New thriller by the author duo Klüpfel and Kobr – Munich

The Allgäu is undoubtedly a beautiful region. But sometimes a change is good. This also applies to the best-known author duo in this region: After twelve crime novels, Volker Klüpfel and Michael Kobr have invented a new series hero in Inspector Kluftinger. In contrast to the always grumbling cheese spaetzle fan, Guillaume Lipaire prefers to avoid the police because of various scams. And in “The Incorrigibles – The Big Coup of Monsieur Lipaire” he doesn’t pull off his big coup in Kempten, but in the southern French lagoon town of Port Grimaud.

The holiday complex near Saint-Tropez was built on drained marshland in the 1960s according to plans by the architect François Spoerry. Mostly the rich and the beautiful vacation there. It’s a good thing that the mid-sixties Lipaire supposedly looks like Alain Delon, because he’s definitely not rich. Wilhelm Liebherr, as he is actually called, watches over the numerous holiday homes and apartments in the town, “officially commissioned and paid for by the community of owners”.

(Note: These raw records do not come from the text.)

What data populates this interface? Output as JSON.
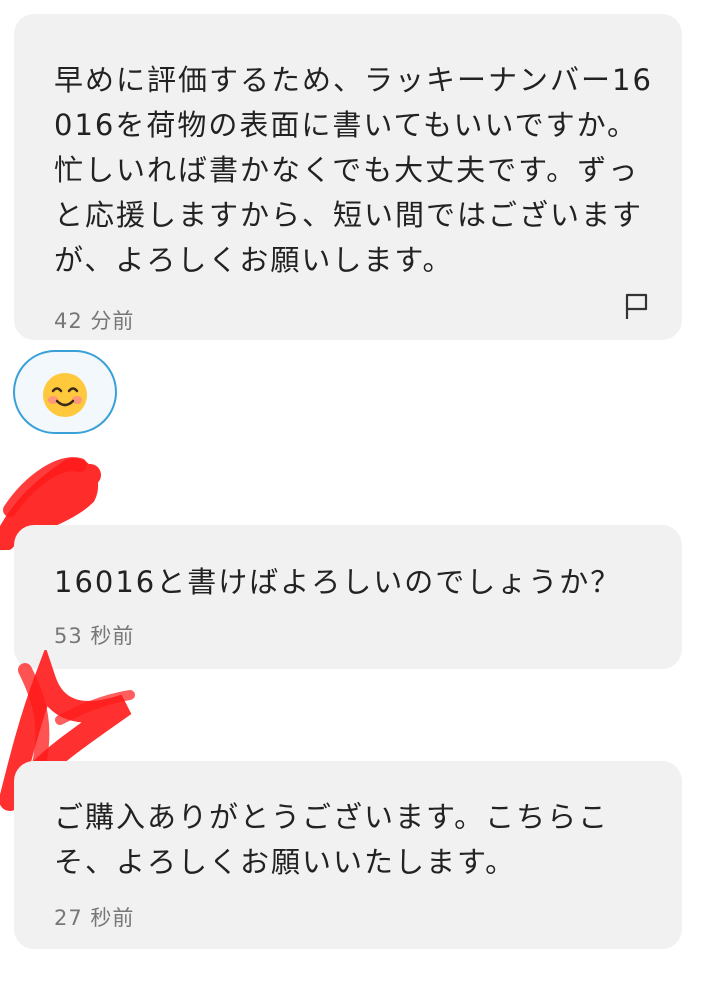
{
  "messages": [
    {
      "text": "早めに評価するため、ラッキーナンバー16016を荷物の表面に書いてもいいですか。忙しいれば書かなくでも大丈夫です。ずっと応援しますから、短い間ではございますが、よろしくお願いします。",
      "time": "42 分前",
      "icon": "flag-icon"
    },
    {
      "text": "16016と書けばよろしいのでしょうか？",
      "time": "53 秒前"
    },
    {
      "text": "ご購入ありがとうございます。こちらこそ、よろしくお願いいたします。",
      "time": "27 秒前"
    }
  ],
  "reaction": {
    "icon": "smiling-face-icon"
  },
  "colors": {
    "bubble_bg": "#f1f1f1",
    "reaction_border": "#3aa0d8",
    "redaction": "#ff1a1a",
    "emoji_yellow": "#ffc83d"
  }
}
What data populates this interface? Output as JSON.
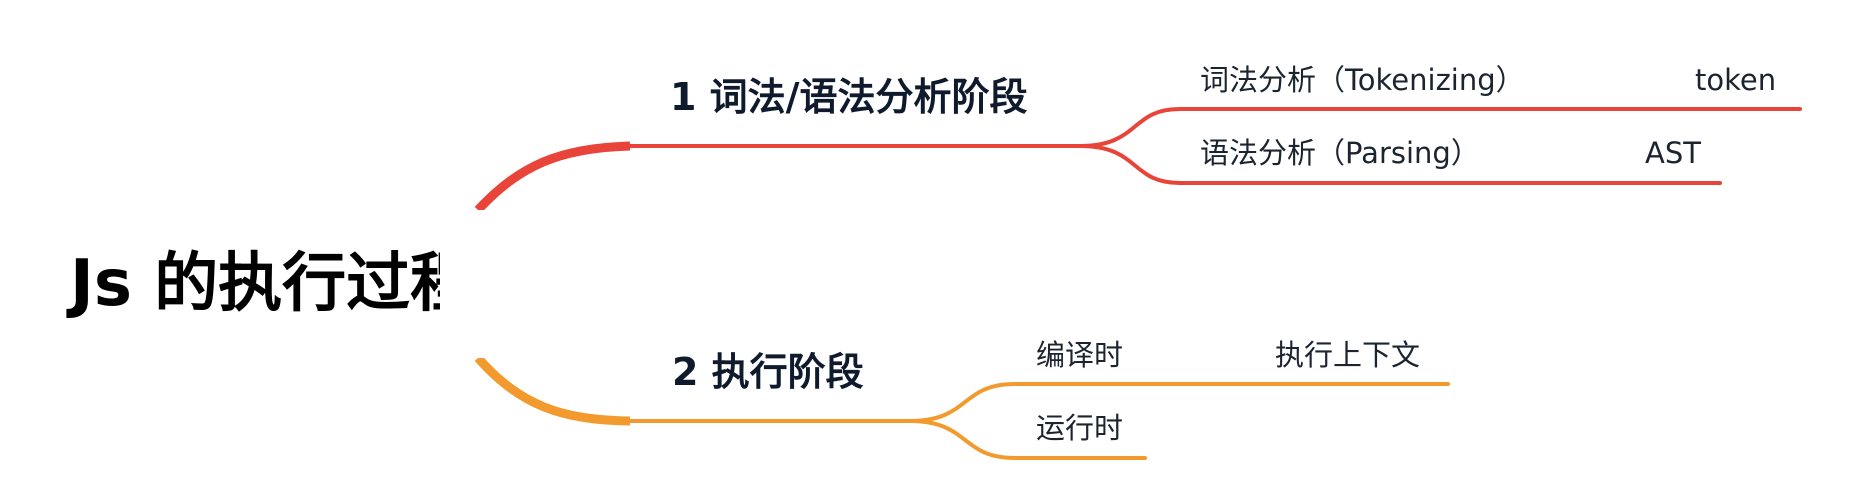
{
  "root": {
    "label": "Js 的执行过程"
  },
  "branches": [
    {
      "label": "1 词法/语法分析阶段",
      "color": "#e8443a",
      "children": [
        {
          "label": "词法分析（Tokenizing）",
          "child": "token"
        },
        {
          "label": "语法分析（Parsing）",
          "child": "AST"
        }
      ]
    },
    {
      "label": "2 执行阶段",
      "color": "#f39a2e",
      "children": [
        {
          "label": "编译时",
          "child": "执行上下文"
        },
        {
          "label": "运行时",
          "child": ""
        }
      ]
    }
  ]
}
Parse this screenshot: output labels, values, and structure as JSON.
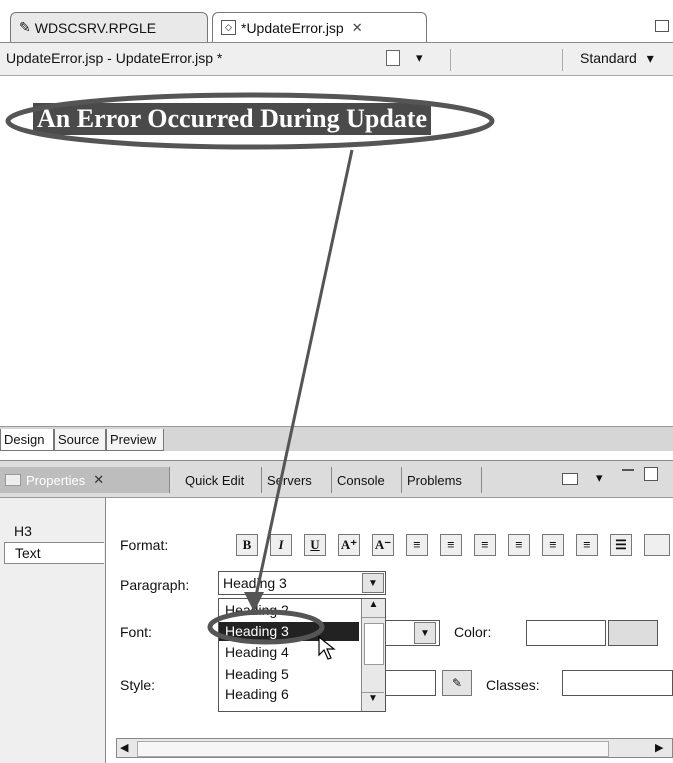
{
  "editor_tabs": [
    {
      "label": "WDSCSRV.RPGLE",
      "icon": "pencil-icon"
    },
    {
      "label": "*UpdateError.jsp",
      "icon": "jsp-file-icon",
      "close_glyph": "✕"
    }
  ],
  "toolbar": {
    "title": "UpdateError.jsp - UpdateError.jsp *",
    "mode_label": "Standard",
    "dropdown_glyph": "▾"
  },
  "canvas": {
    "heading_text": "An Error Occurred During Update"
  },
  "bottom_tabs": [
    {
      "label": "Design"
    },
    {
      "label": "Source"
    },
    {
      "label": "Preview"
    }
  ],
  "panel_tabs": [
    {
      "label": "Properties",
      "close_glyph": "✕"
    },
    {
      "label": "Quick Edit"
    },
    {
      "label": "Servers"
    },
    {
      "label": "Console"
    },
    {
      "label": "Problems"
    }
  ],
  "side_tabs": [
    {
      "label": "H3"
    },
    {
      "label": "Text"
    }
  ],
  "format": {
    "label": "Format:",
    "buttons": [
      "B",
      "I",
      "U",
      "A⁺",
      "A⁻",
      "",
      "",
      "",
      "",
      "",
      "",
      ""
    ]
  },
  "paragraph": {
    "label": "Paragraph:",
    "value": "Heading 3",
    "options": [
      "Heading 2",
      "Heading 3",
      "Heading 4",
      "Heading 5",
      "Heading 6"
    ],
    "selected_index": 1
  },
  "font": {
    "label": "Font:",
    "value": ""
  },
  "color": {
    "label": "Color:"
  },
  "style": {
    "label": "Style:",
    "value": ""
  },
  "classes": {
    "label": "Classes:",
    "value": ""
  },
  "colors": {
    "annotation": "#555555",
    "selection": "#222222"
  }
}
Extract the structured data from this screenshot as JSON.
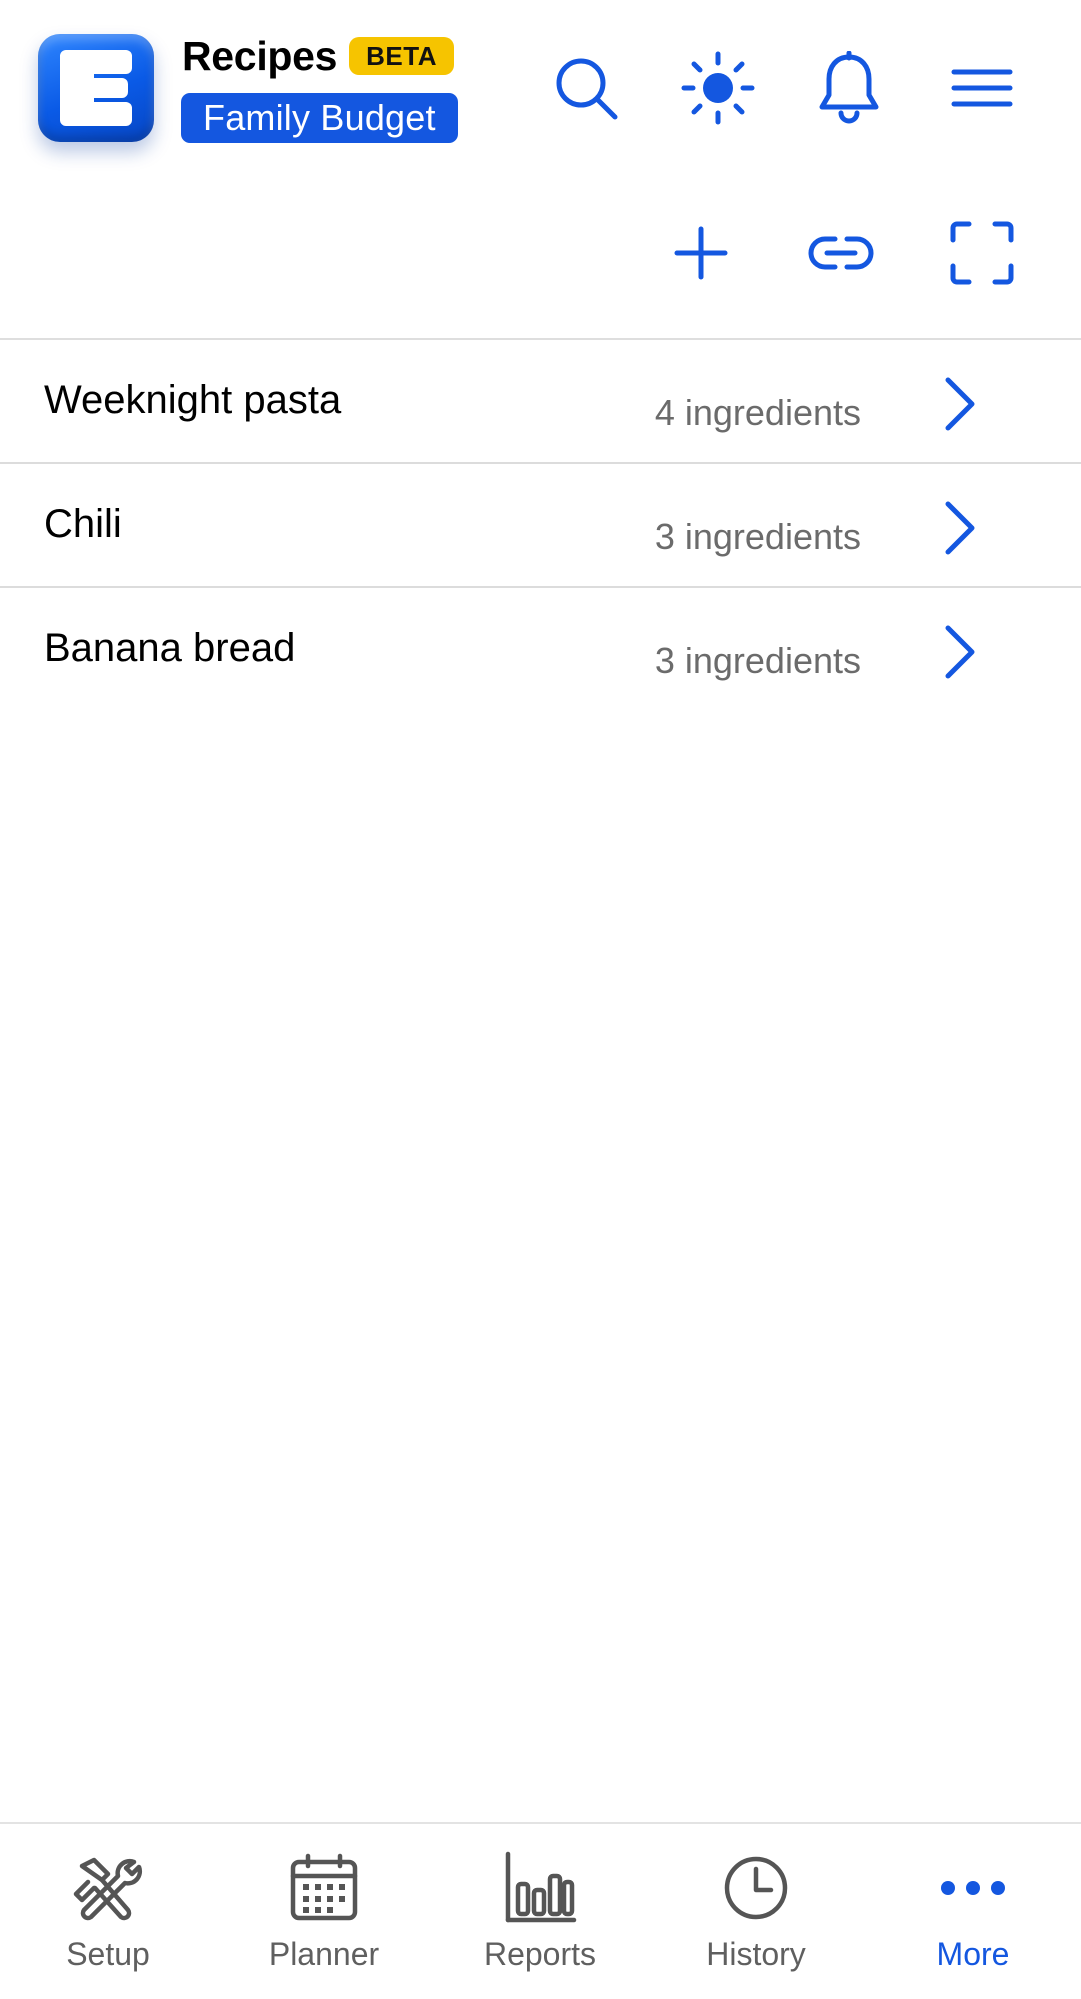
{
  "colors": {
    "accent": "#1457e0",
    "badge": "#f6c400",
    "muted": "#6b6b6b",
    "icon_gray": "#555555"
  },
  "header": {
    "title": "Recipes",
    "beta_badge": "BETA",
    "budget_name": "Family Budget",
    "icons": [
      "app-logo",
      "search-icon",
      "sun-icon",
      "bell-icon",
      "menu-icon"
    ]
  },
  "toolbar": {
    "icons": [
      "plus-icon",
      "link-icon",
      "fullscreen-icon"
    ]
  },
  "recipes": [
    {
      "name": "Weeknight pasta",
      "count": "4 ingredients"
    },
    {
      "name": "Chili",
      "count": "3 ingredients"
    },
    {
      "name": "Banana bread",
      "count": "3 ingredients"
    }
  ],
  "tabs": [
    {
      "label": "Setup",
      "icon": "tools-icon",
      "active": false
    },
    {
      "label": "Planner",
      "icon": "calendar-icon",
      "active": false
    },
    {
      "label": "Reports",
      "icon": "bar-chart-icon",
      "active": false
    },
    {
      "label": "History",
      "icon": "clock-icon",
      "active": false
    },
    {
      "label": "More",
      "icon": "more-dots-icon",
      "active": true
    }
  ]
}
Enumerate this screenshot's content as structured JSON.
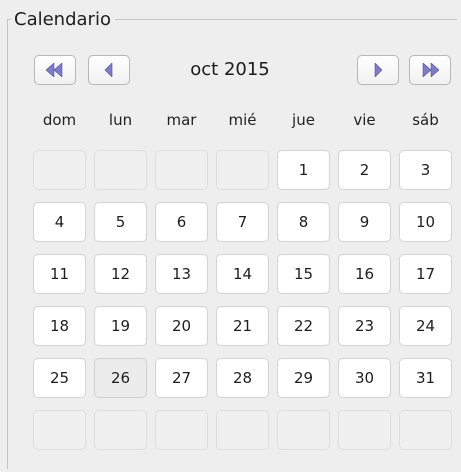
{
  "calendar": {
    "title": "Calendario",
    "month_label": "oct 2015",
    "nav": {
      "prev_year_icon": "double-left-arrow-icon",
      "prev_month_icon": "left-arrow-icon",
      "next_month_icon": "right-arrow-icon",
      "next_year_icon": "double-right-arrow-icon"
    },
    "weekdays": [
      "dom",
      "lun",
      "mar",
      "mié",
      "jue",
      "vie",
      "sáb"
    ],
    "weeks": [
      [
        "",
        "",
        "",
        "",
        "1",
        "2",
        "3"
      ],
      [
        "4",
        "5",
        "6",
        "7",
        "8",
        "9",
        "10"
      ],
      [
        "11",
        "12",
        "13",
        "14",
        "15",
        "16",
        "17"
      ],
      [
        "18",
        "19",
        "20",
        "21",
        "22",
        "23",
        "24"
      ],
      [
        "25",
        "26",
        "27",
        "28",
        "29",
        "30",
        "31"
      ],
      [
        "",
        "",
        "",
        "",
        "",
        "",
        ""
      ]
    ],
    "highlighted_day": "26"
  },
  "colors": {
    "arrow": "#7d7cc4",
    "background": "#eeeeee"
  }
}
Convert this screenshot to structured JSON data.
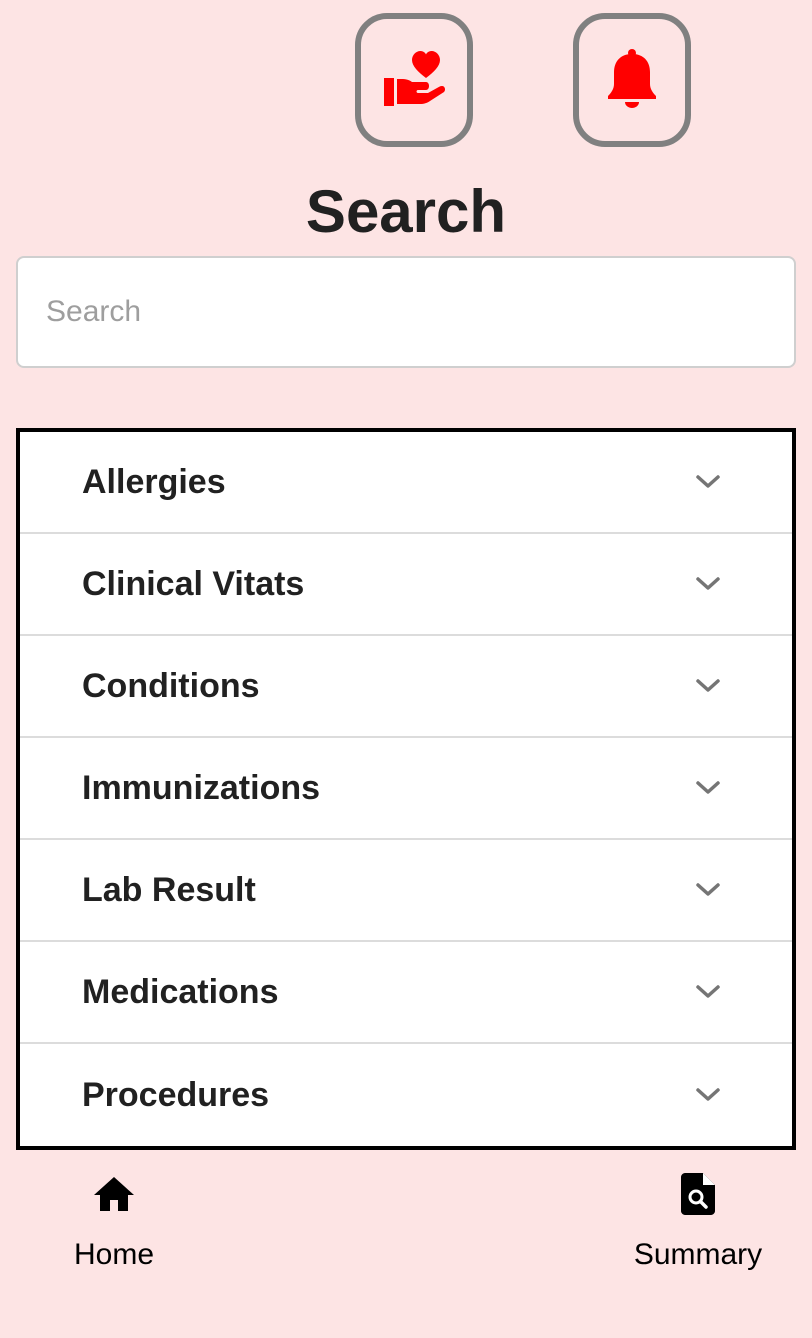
{
  "header": {
    "care_button_icon": "hand-holding-heart-icon",
    "notifications_button_icon": "bell-icon",
    "icon_color": "#ff0000",
    "button_border_color": "#808080"
  },
  "page": {
    "title": "Search",
    "background_color": "#fde4e4"
  },
  "search": {
    "placeholder": "Search",
    "value": ""
  },
  "accordion": {
    "items": [
      {
        "label": "Allergies",
        "icon": "chevron-down-icon"
      },
      {
        "label": "Clinical Vitats",
        "icon": "chevron-down-icon"
      },
      {
        "label": "Conditions",
        "icon": "chevron-down-icon"
      },
      {
        "label": "Immunizations",
        "icon": "chevron-down-icon"
      },
      {
        "label": "Lab Result",
        "icon": "chevron-down-icon"
      },
      {
        "label": "Medications",
        "icon": "chevron-down-icon"
      },
      {
        "label": "Procedures",
        "icon": "chevron-down-icon"
      }
    ]
  },
  "bottom_nav": {
    "home": {
      "label": "Home",
      "icon": "home-icon"
    },
    "summary": {
      "label": "Summary",
      "icon": "file-search-icon"
    }
  }
}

In his opinion, one hardly notices that he is German. The locals see it differently, if only because the “Gardien” with the German accent is so exaggeratedly punctual. For his part, he sees nothing wrong with occasionally swiping a bottle of wine from the cellars of the houses entrusted to him, subletting the premises to other people during the absence of the owners or using their cars. Of course, also the stylish property of the noble Vicomte family. But during the cleaning – the owners are already approaching by sailing ship – there is suddenly a dead person in the house. Lipaire and his helper Karmin have no choice but to dispose of the corpse in the sea, which causes a number of difficulties and complications.

The author duo also makes fun of themselves a bit

The Vicomtes come to Port Grimaud to receive a blackmailer. But he is a long time coming, which strains the patience of the not very harmonious family. Incidentally, one of the sons successfully writes crime novels, so, as Lipaire finds, “the bottom line is that he can’t do anything” – there isn’t a novel by the author duo in which they don’t poke fun at themselves a bit.

Lipaire soon believes he is on the trail of a treasure worth millions; however, the mystery that needs to be solved and that has to do with the founder of Port Grimaud is giving him a hard time. Since he prefers to delegate work to doing it himself anyway, he gathers a colorful group of fellow detectives around him, albeit not entirely voluntarily: the water taxi driver Karim Petitbon, who is in love with the studying ice cream seller Jacqueline, the Belgian ex-foreign legionnaire Paul, the has a secret in common with Lipaire, Delphine, who runs the local cell phone shop, and 84-year-old Lizzy Schindler with her poodle Louis, who likes to reminisce about her lovers. As is always the case with Klüpfel und Kobr, the idiosyncratic secondary characters are also drawn with great attention to detail, they add the right spice to the amusing comedy of crooks, told with verve and wit. As far as location and landscape are concerned, the authors stick to reality.

Of course, everything becomes clear in the end. It is not surprising that Lipaire does not have great wealth and that he easily gets over it. By the way, there is also a real commissioner, the slightly wrinkled “commissaire Marcel”. But nobody takes him seriously, it’s “just the police”.

Volker Klüpfel & Michael Kobr: The incorrigible – The great coup of Monsieur Lipaire, Ullstein Verlag, 496 pages, 24.99 euros.